Steve Fossett's Virgin Atlantic GlobalFlyer passes over the Atlas Mountains in Morocco March 1, 2005. The radical aircraft is piloted by Fossett, the legendary aviator, sailor and record breaker, who is attempting the first solo non-stop flight around the world. It is hoped the record attempt will be successfully completed within 80 hours. PHOTO - REUTERS |
CHICAGO - Adventurer Steve Fossett decided to try to complete his bid to make the first nonstop solo airplane flight around the world without refueling despite a fuel shortage, his team said. Fossett was past Hawaii on Tuesday at midnight EST (0500 GMT), pushed eastward toward the United States by stronger-than-expected tail winds. The pilot also had altered course slightly hoping for a landing early Thursday afternoon in Kansas at the airfield from which he took off Monday night. "Go for it," the ground team quoted the 60-year-old millionaire former markets trader as saying after he had completed more than 80 percent of the globe-circling flight in an experimental plane powered by a single jet engine. There had been speculation that he would be forced to land in Hawaii because of an unexplained loss of fuel early in the flight; but his control center in Salina, Kansas, said they hoped he would be able to complete the circuit as planned. The plane can land on any size landing strip.

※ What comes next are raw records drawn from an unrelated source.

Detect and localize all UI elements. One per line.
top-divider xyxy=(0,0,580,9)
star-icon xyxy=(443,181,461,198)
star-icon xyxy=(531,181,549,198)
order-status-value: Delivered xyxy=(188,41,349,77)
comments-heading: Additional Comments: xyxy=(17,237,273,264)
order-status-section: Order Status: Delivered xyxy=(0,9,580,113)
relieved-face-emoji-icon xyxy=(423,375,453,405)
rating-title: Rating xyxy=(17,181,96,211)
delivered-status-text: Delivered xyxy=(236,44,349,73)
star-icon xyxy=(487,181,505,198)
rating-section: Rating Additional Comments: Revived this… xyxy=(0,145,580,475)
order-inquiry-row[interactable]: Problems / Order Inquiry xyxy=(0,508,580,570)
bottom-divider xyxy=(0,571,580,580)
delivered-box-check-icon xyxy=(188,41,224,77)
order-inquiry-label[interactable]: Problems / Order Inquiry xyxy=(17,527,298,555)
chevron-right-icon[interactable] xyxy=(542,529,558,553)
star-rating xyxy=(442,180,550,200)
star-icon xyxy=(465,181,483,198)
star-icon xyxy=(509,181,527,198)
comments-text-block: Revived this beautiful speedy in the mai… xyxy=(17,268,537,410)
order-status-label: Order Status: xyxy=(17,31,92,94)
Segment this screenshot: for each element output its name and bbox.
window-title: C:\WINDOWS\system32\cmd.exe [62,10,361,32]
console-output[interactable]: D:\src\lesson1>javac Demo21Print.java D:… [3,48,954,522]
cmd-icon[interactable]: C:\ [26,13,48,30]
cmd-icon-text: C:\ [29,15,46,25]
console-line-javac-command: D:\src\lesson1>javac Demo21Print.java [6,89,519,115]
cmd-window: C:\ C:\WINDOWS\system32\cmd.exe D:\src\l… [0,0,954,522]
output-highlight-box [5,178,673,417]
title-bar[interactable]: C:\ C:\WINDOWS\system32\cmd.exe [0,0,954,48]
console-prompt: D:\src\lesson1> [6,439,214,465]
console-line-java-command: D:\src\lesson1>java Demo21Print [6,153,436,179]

Fossett, the first to make a solo balloon trip around the world nonstop, hoped to make the 37,000 km trip in a little less than three days. While he would be the first to make such a journey as a solo pilot, his feat might not become an official record according to the Paris-based Federation Aeronautique
Internationale. Jeana Yeager and Dick Rutan hold that mark for the first nonstop, unrefueled global flight in 1986 with a nine-day circumnavigation covering 42,430 km. The federation had said Fossett might qualify for a speed record.